L'ignoto autore degli affreschi (convenzionalmente chiamato Maestro dell’Apocalisse di Novara) mostra di padroneggiare una notevole qualità pittorica. La sua collocazione artistica rimane incerta: sono state segnalate affinità con la cultura della corte imperiale germanica e la scuola del monastero di Reichenau, ed anche elementi di comunanza con le miniature del tempo (a cominciare dal Sacramentario di Warmondo ad Ivrea).

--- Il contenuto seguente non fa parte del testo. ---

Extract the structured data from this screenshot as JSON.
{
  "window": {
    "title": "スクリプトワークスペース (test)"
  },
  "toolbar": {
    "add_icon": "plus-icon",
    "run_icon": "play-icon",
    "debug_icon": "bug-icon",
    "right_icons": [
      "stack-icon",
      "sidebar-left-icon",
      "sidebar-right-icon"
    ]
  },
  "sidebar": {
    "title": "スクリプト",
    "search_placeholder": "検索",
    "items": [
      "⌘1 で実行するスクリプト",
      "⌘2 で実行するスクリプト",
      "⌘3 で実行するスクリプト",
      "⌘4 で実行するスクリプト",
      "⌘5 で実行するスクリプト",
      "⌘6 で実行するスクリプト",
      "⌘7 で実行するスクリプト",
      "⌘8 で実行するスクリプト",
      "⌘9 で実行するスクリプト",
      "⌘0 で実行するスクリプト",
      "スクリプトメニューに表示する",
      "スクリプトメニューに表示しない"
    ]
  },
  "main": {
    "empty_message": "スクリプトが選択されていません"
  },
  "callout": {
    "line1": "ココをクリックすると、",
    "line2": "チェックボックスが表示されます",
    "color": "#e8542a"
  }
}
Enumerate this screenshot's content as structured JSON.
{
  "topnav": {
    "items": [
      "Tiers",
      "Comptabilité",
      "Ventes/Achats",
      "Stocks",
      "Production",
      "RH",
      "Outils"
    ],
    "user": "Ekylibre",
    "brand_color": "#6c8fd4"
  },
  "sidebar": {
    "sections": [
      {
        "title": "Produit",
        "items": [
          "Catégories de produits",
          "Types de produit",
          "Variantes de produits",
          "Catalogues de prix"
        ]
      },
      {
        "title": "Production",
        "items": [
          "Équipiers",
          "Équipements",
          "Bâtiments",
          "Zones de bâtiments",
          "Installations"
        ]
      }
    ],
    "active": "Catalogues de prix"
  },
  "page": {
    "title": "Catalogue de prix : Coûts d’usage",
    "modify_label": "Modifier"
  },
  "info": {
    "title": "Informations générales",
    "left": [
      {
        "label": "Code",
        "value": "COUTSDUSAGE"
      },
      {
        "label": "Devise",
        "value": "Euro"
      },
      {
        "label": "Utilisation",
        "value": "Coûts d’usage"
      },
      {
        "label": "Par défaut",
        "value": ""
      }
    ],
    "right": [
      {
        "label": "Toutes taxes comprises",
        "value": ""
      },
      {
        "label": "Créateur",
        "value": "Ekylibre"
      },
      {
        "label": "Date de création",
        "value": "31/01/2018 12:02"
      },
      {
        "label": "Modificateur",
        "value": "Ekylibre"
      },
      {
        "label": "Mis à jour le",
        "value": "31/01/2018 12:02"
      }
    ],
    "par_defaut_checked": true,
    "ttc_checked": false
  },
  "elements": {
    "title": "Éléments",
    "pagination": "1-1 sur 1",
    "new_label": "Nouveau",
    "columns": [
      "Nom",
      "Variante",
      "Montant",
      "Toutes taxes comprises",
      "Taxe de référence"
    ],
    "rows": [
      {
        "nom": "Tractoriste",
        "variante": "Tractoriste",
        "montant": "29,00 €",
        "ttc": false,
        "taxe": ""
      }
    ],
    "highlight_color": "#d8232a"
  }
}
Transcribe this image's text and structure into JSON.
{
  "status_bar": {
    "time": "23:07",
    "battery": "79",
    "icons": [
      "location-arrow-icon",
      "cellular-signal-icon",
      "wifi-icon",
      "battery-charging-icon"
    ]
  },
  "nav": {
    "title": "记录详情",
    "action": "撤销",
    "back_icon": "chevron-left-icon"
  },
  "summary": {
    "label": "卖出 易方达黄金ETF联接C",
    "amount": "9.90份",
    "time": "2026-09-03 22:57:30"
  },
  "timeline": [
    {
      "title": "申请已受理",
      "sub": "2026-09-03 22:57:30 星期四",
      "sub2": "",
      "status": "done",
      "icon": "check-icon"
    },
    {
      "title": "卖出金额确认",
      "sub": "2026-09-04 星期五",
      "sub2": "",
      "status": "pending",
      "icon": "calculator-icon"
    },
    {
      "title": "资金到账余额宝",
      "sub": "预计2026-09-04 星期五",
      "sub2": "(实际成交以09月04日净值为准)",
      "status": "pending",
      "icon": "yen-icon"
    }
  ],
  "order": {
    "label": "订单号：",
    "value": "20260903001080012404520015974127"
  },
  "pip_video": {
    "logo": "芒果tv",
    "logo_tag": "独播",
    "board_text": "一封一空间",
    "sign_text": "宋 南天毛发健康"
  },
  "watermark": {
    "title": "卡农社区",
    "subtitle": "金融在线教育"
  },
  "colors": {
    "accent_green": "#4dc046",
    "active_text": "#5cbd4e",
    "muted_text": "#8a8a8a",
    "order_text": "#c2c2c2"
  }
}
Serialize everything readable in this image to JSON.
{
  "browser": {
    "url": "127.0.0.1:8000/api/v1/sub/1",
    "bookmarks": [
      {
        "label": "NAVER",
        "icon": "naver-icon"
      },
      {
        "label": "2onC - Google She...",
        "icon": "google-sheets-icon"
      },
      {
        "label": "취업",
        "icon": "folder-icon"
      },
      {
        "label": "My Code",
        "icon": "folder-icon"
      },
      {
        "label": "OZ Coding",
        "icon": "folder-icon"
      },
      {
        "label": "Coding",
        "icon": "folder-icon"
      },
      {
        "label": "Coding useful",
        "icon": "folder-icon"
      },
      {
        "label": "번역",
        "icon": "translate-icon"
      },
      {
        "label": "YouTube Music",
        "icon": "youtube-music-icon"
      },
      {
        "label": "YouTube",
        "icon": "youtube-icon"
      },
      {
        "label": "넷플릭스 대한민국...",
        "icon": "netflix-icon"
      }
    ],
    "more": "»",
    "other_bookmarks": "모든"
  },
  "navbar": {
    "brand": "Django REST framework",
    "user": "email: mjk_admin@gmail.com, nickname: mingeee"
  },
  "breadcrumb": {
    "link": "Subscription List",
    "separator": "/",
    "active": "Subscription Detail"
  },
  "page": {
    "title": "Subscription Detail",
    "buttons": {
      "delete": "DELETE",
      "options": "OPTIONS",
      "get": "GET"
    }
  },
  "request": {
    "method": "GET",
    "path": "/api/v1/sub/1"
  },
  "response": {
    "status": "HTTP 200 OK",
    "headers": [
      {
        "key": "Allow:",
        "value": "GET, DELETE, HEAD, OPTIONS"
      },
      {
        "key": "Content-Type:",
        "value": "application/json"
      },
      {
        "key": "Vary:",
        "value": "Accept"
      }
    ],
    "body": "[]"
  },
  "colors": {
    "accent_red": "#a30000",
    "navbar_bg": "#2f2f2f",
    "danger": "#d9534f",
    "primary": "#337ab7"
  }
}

Nella fascia sottostante alla otto scene dell’Apocalisse si trovano, negli spazi tra le finestre, affreschi con figure di profeti di incera datazione. Nella prima metà del Seicento l'apparato decorativo dell'edificio venne profondamente modificata, sovrapponendo alla preesistente decorazione di alcune edicole radiali nuovi affreschi raffiguranti scene della Passione, dovuti alla mano di un valente pittore (già assegnati al Morazzone, con attribuzione ora ritenuta per lo più impropria). Tali scene facevano da sfondo a statue in terracotta dipinta, realizzate da Giovanni d'Enrico ed erano visibili attraverso grate secondo il modello dei Sacri Monti. Hanno trovato ricovero e sono esposti ora presso la Pinacoteca civica di Varallo i gruppi di statue della Flagellazione e del Compianto.